When creating a model, use the Model class, which runs most of the functions included in the package itself. The first argument is a list of layers or blocks, each element is the steps in the network. These steps can be a Dense, Layer, or Dropout blocks (more will be made), a Dense is just multiple layers stacked back to back.   

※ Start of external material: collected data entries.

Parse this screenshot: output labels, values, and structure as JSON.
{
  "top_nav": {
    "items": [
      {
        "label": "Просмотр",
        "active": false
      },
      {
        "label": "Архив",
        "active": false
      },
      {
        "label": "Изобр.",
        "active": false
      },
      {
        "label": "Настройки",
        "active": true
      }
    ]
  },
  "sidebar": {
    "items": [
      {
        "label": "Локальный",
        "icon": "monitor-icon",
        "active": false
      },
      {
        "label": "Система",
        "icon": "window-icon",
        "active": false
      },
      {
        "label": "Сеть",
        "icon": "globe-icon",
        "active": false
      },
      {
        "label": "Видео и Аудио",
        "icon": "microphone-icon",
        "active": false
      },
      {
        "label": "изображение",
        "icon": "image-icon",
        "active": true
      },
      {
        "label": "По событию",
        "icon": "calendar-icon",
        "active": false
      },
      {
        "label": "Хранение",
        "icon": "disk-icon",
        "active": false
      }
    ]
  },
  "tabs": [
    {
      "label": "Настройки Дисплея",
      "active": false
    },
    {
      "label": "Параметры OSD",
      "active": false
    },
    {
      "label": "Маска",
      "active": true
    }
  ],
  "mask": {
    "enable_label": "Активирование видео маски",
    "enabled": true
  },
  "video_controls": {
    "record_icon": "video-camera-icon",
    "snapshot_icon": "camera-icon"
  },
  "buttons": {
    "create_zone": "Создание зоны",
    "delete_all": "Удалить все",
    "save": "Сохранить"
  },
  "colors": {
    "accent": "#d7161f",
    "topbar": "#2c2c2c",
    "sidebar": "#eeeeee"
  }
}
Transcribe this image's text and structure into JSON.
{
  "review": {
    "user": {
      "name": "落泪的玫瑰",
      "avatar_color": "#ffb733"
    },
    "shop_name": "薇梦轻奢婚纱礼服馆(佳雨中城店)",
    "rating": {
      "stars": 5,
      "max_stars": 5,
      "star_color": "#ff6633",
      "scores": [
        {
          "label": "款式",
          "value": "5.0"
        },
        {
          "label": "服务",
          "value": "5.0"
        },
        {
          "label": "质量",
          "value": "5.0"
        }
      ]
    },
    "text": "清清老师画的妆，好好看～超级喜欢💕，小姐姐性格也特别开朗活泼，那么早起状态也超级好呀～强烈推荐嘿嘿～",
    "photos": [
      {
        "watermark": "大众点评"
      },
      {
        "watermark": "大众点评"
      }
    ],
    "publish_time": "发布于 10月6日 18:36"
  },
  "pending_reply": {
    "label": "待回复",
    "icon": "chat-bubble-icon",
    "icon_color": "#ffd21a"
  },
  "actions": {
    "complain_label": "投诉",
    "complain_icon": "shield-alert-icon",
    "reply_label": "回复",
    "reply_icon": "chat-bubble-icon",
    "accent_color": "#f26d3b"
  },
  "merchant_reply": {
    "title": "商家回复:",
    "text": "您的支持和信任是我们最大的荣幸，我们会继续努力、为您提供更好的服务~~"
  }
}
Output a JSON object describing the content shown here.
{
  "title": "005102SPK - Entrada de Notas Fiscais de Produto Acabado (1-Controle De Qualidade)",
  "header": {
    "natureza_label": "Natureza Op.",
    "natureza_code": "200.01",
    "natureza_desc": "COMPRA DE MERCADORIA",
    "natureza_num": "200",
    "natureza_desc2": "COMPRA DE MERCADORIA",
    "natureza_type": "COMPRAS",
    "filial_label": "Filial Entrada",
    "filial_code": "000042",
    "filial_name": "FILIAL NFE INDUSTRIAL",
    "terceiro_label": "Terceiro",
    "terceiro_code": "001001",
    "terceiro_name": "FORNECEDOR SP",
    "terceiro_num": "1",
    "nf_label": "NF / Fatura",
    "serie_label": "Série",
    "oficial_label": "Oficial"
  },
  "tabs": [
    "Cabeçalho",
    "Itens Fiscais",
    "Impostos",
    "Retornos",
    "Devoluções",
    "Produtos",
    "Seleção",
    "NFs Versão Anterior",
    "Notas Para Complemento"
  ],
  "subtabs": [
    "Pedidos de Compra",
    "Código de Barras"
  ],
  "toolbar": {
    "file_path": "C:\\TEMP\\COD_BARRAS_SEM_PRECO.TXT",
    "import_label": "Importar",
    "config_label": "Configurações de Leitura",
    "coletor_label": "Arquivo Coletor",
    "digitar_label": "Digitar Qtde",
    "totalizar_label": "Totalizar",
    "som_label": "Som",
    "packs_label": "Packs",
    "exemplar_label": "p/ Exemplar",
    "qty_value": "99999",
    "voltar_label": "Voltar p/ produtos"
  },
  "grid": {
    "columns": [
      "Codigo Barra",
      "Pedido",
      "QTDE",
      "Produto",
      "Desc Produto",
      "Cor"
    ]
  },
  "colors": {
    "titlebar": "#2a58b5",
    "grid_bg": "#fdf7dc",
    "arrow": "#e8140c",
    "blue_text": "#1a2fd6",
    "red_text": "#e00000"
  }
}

Training a model is done through: `def train(epochs, x_t, y_t, x_v, y_v, val_run=1, l_rate=0.01, _lambda=0.1, batch_size = None) `
Where epochs is the number of times you train through the data, the `#_t` means training data and `#_v` means validation data, `x` means input, `y` means output, `val_run` is the epochs between when you want to test the validation data, `l_rate` is the learn rate, `_lambda` is a hyperparameter that determines the strength of the penalty functions, and `batch_size` determines how large batches will be (if the batch size isn’t a multiple of the data size then it will still run, there is just a smaller batch then the others).

## Dependencies

The auto gradient–which is used for back propagation–relies heavily on `numpy`.